I go home to a house that, like a long day, now feels rolling towards sunset. It is the house I’ve grown up in, my cradle for almost two decades. I know its every crevice, every flake of peeling paint, every chipped concrete off the wall, every amber-colored layer of age on the furniture. On idle days I walk about and make random taps on the walls or look closely at jambs and awnings and wonder how the house would look like long after we are gone.
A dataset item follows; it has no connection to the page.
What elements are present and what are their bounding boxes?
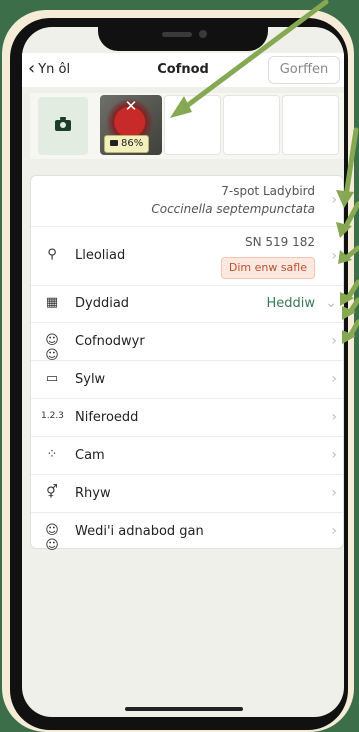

The house feels like a wife you know will outlive you, and you spend nights thinking about the next man she’ll love, the next man who will sleep with her in your bed. Would he be gentle with her, would he understand why she keeps trimming her nails and frowns when it rains? Would he patiently wait when she takes too long in the bathroom? Would he be brave enough to pretend delight when she botches a recipe?
I tiptoe up the stairs and touch the handrail as I would brush a woman’s skin. I turn the doorknob with the same gentleness I would hold the hand of a loved one. When it’s my task to clean the rooms, I pursue every lint and piece of dirt with the decisiveness of an avowed savior. I go out in our little backyard in the morning, the sun crisp on my skin, and look at the house’s crumbling lines and tangents and think, this house is a human being, the sixth member of the family, the silent witness when long ago I discovered I’ve inherited a biochemical defect that dooms my neurons and condemns me to be genetically stupid for the rest of my life.
The house has voices that echo about the walls when every other sound has died down: the ghosts of children’s laughter, good-natured banter of friends that came and gone, worried murmurs, Carlos Jobim from the phonograph, the long-ago hum of Sunday afternoons. When I enter it sometimes I am greeted by an odor that brings back the sweet smell of my mother’s bosom—the scent of some baby cologne she once shared with her kids, the scent that reminds me of when my mother was 31 and slim and beautiful and I was small and the de-facto defender of an even smaller brother.
The house is a squeaky stage where the five of us players continue to cling to our roles in our own little soap opera. Often, my role is inescapably escapist, the Prince of Denial, the last to believe when a sad fact descends—like how I still refuse to believe that my mother is now hypertensive and my father now struggles with his memory and judgment. When talks veer toward ‘necessary upheavals’ (weddings and us children eventually leaving the nest, for example), they are often attacked by nameless fears and a deepening sense of things getting narrower and shorter. And during such times, when my mother’s blood pressure shoots up and my father stammers for the right words to articulate his pain, I tell them everything will be all right. Then I go to my room and try to sleep, painfully aware that at such times, even the old house, our sixth member, loses its power to reassure and calm; that without us, it is after all an empty shell.
Sleep the sleep of the just, so they say. And now I think the crack on the wall is longer (an earthquake of enough intensity might soon tear my room in half). A song from somewhere rises thinly in the air like vapor. The song, Tracy Chapman’s, plays tug-of-war with what I’m thinking. “Sometimes a lie is the best thing,” Tracy sings. “Sometimes a lie...” I begin to hum along as I drift off to sleep, waiting for the magical anodyne twist, waiting for the mad laughter to kick in, waiting for the old house to come alive and tell me everything will be all right.